If the EFCA is enacted, employers desiring to maintain union-free workplaces should promptly consider strategies for combating the kind of stealth unionization efforts that would be possible under the EFCA, including supervisor training, effective employee communication programs, and competitive compensation and benefits.

1.  Increased Vigilance and Supervisor Training

Employers should be on the lookout for any signs of an organizational campaign and be prepared to respond on short notice by initiating a lawful and effective campaign explaining the advantages of operating on a non-union basis. Supervisors and managers should receive advance training about how to recognize the telltale signs of a union organizing drive, and the ground rules under which employers may lawfully advocate a union-free workplace.

2.  Regularly Address Vulnerability to Unionization

Employers can take preemptive steps to avoid union organization by proactively addressing compensation, working conditions, employer-employee communications and conflict resolution procedures. Effectively communicating the generosity and competitiveness of compensation programs will make employees less susceptible to a labor organizer’s pitch that they have nothing to lose and much to gain from unionization. In addition, many union organizing campaigns are a reaction to poor communication and management by first-line supervisors. Taking steps to identify and improve the employee relations skills of supervisors now can pay off in avoiding unionization efforts later.

3.  Policy Update

Employers’ rights to restrict solicitation and distribution of literature by internal and external union organizers depend in part on the terms of employer policies and the permissibility of restrictions in those policies. Employers should ensure that their solicitation and distribution policies are up to date and that their other policies are consistent with their other steps to address unionization.

4.  Employee Education

Depending on the circumstances, it may be advisable for employers to educate employees about the downside of unionization, regardless of whether an actual organizational campaign has begun at the worksite. Employees should be made aware that once they sign an authorization card, they may not have another opportunity to weigh in on the issue of union representation.

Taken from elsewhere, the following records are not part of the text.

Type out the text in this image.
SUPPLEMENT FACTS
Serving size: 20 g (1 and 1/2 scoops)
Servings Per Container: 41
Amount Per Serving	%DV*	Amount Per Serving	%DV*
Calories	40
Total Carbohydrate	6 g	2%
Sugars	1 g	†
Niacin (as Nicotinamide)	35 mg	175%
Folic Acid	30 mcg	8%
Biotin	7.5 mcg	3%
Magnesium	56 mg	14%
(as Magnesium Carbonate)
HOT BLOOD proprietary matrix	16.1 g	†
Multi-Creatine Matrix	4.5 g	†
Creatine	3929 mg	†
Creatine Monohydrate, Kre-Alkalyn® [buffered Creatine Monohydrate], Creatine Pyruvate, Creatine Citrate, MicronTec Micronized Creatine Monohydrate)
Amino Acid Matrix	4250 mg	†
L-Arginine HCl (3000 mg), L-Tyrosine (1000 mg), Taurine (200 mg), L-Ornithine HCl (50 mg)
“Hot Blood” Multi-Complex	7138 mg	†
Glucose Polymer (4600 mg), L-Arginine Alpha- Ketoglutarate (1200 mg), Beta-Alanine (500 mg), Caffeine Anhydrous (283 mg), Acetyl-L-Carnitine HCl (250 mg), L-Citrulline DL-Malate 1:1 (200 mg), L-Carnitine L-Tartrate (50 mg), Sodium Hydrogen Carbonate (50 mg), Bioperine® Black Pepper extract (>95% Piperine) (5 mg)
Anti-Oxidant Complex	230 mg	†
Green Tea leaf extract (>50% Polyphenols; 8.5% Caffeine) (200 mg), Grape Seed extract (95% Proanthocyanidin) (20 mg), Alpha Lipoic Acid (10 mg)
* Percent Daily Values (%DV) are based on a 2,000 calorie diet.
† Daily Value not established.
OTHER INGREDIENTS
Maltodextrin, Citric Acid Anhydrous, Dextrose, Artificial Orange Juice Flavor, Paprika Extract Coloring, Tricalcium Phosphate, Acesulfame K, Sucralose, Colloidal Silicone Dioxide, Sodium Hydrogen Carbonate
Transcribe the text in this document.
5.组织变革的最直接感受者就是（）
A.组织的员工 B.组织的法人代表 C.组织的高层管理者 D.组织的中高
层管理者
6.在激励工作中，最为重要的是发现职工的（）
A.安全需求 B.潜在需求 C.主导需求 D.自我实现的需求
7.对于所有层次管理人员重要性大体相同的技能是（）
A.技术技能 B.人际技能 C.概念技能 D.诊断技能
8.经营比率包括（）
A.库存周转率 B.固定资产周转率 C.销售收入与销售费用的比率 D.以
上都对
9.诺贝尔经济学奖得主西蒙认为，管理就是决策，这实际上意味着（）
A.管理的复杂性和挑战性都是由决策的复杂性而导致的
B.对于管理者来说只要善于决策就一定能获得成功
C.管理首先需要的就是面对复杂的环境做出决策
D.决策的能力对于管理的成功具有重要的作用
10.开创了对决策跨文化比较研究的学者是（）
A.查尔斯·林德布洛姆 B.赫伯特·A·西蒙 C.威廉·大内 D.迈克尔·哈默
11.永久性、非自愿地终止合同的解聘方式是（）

If passed in its current form, the EFCA would greatly increase the vulnerability of employers to successful union organizing. In the event of union organization, the EFCA creates a significant risk that government appointed arbitrators will set terms and conditions of employment – including wages and benefits – without the employer’s agreement. Employers who believe that unionization of their workforce would be detrimental to their business should consider taking lawful early preventative action through supervisory training, compensation program assessment and effective communication measures.